A matter of personal safety: Sales of Tasers, pepper spray, handguns on the rise in Dickinson, western NDLocal merchants say sales of self defense products have doubled or tripled recently, and it’s becoming increasingly difficult to keep enough in stock.
Local merchants say sales of self defense products have doubled or tripled recently, and it’s becoming increasingly difficult to keep enough in stock.
“My pepper spray, my stun guns, my handguns — I can’t keep them on the shelves,” said Raymond Gentry, manager of Dakota Loan and Pawn. “A year ago, where a handgun might stay in my case for two months, now I’m lucky to keep that gun in the case 48 hours.”
His sale of pepper spray and stun guns are up about 300 percent. Knife sales are up as well.
Steve Hunnicutt, president of Clean Sweep Vacuum Center, said sales of Tasers have increased there.
“Before, we sold six in two years, now, we’ve sold six in six months,” he said. “It’s a thriving business. It’s sad, but you’ve got to do something to protect yourself.”
He has sold hundreds of cans of pepper spray since summer.
“In this store, that was the No. 1 stocking stuffer,” Hunnicutt said. “Since last summer, we’ve probably sold between 50 to 60 stun guns.”
Greg Knutson, owner of Andrus Outdoors, said firearm sales at his store have increased 40 percent to 50 percent in recent months.
Doug Tyrrell, manager at Runnings Farm and Fleet, couldn’t give an amount, but said the increase of handgun sales there is “significant.”
All four businesses agreed much of the increase is driven by female customers or purchases in which a man gives a safety device to a woman.
Gentry said his pepper spray and stun guns are nearly all purchased for females, but men are becoming more interested in protecting themselves, too.
“When I can get and keep handguns, the guys are buying the handguns for themselves,” Gentry said.
All four businesses also agreed sales went up with the area’s population increase and then exploded when Sidney, Mont., math teacher Sherry Arnold went missing.
In addition, rumors of violence in Dickinson have been swirling for months.
“It’s tons of people either buying into rumors or verified attacks that they don’t know the full story on,” Gentry said. “They just take the negativity and go, ‘Well, I want to protect myself … I want protection to make sure I’m not attacked.’”
Tyrrell said some of the increase may be because more people in the area means more customers. He added some firearm sales can be attributed to a mild winter.

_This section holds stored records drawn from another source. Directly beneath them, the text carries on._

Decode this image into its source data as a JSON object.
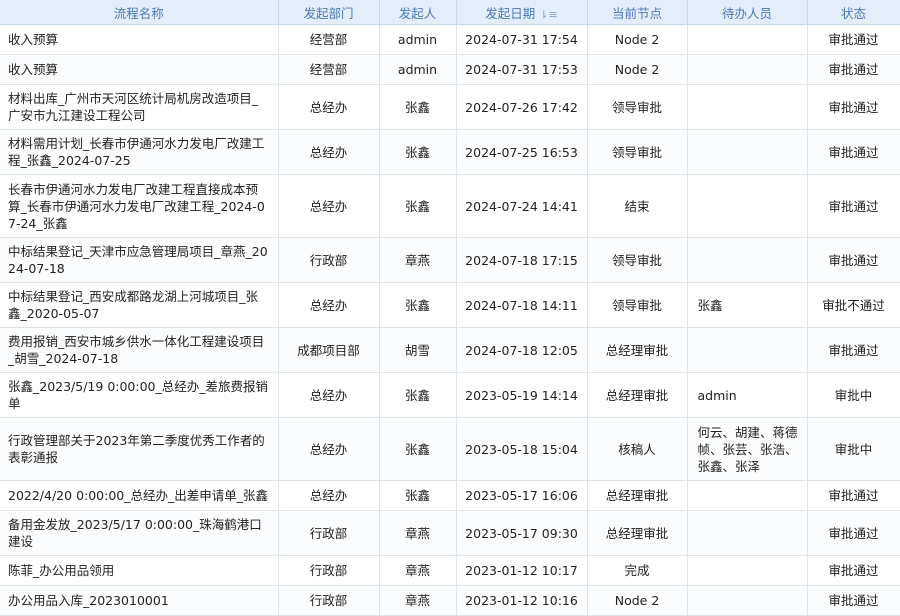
{
  "headers": [
    "流程名称",
    "发起部门",
    "发起人",
    "发起日期",
    "当前节点",
    "待办人员",
    "状态"
  ],
  "sort_icon": "sort-descending-icon",
  "rows": [
    {
      "name": "收入预算",
      "dept": "经营部",
      "initiator": "admin",
      "date": "2024-07-31 17:54",
      "node": "Node 2",
      "pending": "",
      "status": "审批通过"
    },
    {
      "name": "收入预算",
      "dept": "经营部",
      "initiator": "admin",
      "date": "2024-07-31 17:53",
      "node": "Node 2",
      "pending": "",
      "status": "审批通过"
    },
    {
      "name": "材料出库_广州市天河区统计局机房改造项目_广安市九江建设工程公司",
      "dept": "总经办",
      "initiator": "张鑫",
      "date": "2024-07-26 17:42",
      "node": "领导审批",
      "pending": "",
      "status": "审批通过"
    },
    {
      "name": "材料需用计划_长春市伊通河水力发电厂改建工程_张鑫_2024-07-25",
      "dept": "总经办",
      "initiator": "张鑫",
      "date": "2024-07-25 16:53",
      "node": "领导审批",
      "pending": "",
      "status": "审批通过"
    },
    {
      "name": "长春市伊通河水力发电厂改建工程直接成本预算_长春市伊通河水力发电厂改建工程_2024-07-24_张鑫",
      "dept": "总经办",
      "initiator": "张鑫",
      "date": "2024-07-24 14:41",
      "node": "结束",
      "pending": "",
      "status": "审批通过"
    },
    {
      "name": "中标结果登记_天津市应急管理局项目_章燕_2024-07-18",
      "dept": "行政部",
      "initiator": "章燕",
      "date": "2024-07-18 17:15",
      "node": "领导审批",
      "pending": "",
      "status": "审批通过"
    },
    {
      "name": "中标结果登记_西安成都路龙湖上河城项目_张鑫_2020-05-07",
      "dept": "总经办",
      "initiator": "张鑫",
      "date": "2024-07-18 14:11",
      "node": "领导审批",
      "pending": "张鑫",
      "status": "审批不通过"
    },
    {
      "name": "费用报销_西安市城乡供水一体化工程建设项目_胡雪_2024-07-18",
      "dept": "成都项目部",
      "initiator": "胡雪",
      "date": "2024-07-18 12:05",
      "node": "总经理审批",
      "pending": "",
      "status": "审批通过"
    },
    {
      "name": "张鑫_2023/5/19 0:00:00_总经办_差旅费报销单",
      "dept": "总经办",
      "initiator": "张鑫",
      "date": "2023-05-19 14:14",
      "node": "总经理审批",
      "pending": "admin",
      "status": "审批中"
    },
    {
      "name": "行政管理部关于2023年第二季度优秀工作者的表彰通报",
      "dept": "总经办",
      "initiator": "张鑫",
      "date": "2023-05-18 15:04",
      "node": "核稿人",
      "pending": "何云、胡建、蒋德帧、张芸、张浩、张鑫、张泽",
      "status": "审批中"
    },
    {
      "name": "2022/4/20 0:00:00_总经办_出差申请单_张鑫",
      "dept": "总经办",
      "initiator": "张鑫",
      "date": "2023-05-17 16:06",
      "node": "总经理审批",
      "pending": "",
      "status": "审批通过"
    },
    {
      "name": "备用金发放_2023/5/17 0:00:00_珠海鹤港口建设",
      "dept": "行政部",
      "initiator": "章燕",
      "date": "2023-05-17 09:30",
      "node": "总经理审批",
      "pending": "",
      "status": "审批通过"
    },
    {
      "name": "陈菲_办公用品领用",
      "dept": "行政部",
      "initiator": "章燕",
      "date": "2023-01-12 10:17",
      "node": "完成",
      "pending": "",
      "status": "审批通过"
    },
    {
      "name": "办公用品入库_2023010001",
      "dept": "行政部",
      "initiator": "章燕",
      "date": "2023-01-12 10:16",
      "node": "Node 2",
      "pending": "",
      "status": "审批通过"
    }
  ]
}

“A lot of it is because the weather has been nice this winter and people want to be out and about doing things,” Tyrrell said. “There’s been so many more people in the area and people are looking for recreational outlets, but this Sidney thing definitely stirred up a lot more interest in personal defense.”
Knutson said politics could also play into sales.
“It could be possibly because the election is coming up and people are concerned with what will happen with that, because you don’t know if the next president is going to try to ban guns,” he said. “You never know what’s going to happen with firearm laws.”
However the four businesses agree most sales are for those wanting to protect themselves.
Gentry said after living in Dickinson for 17 years, he too has a greater interest in personal protection.
“Up until two years ago, I didn’t lock my doors and didn’t carry personal defense items,” he said. “Now everything I have is under lock and key and I carry a concealed weapon with me at all times. It’s just because of the nature of our town now. It is not what it was three years ago.”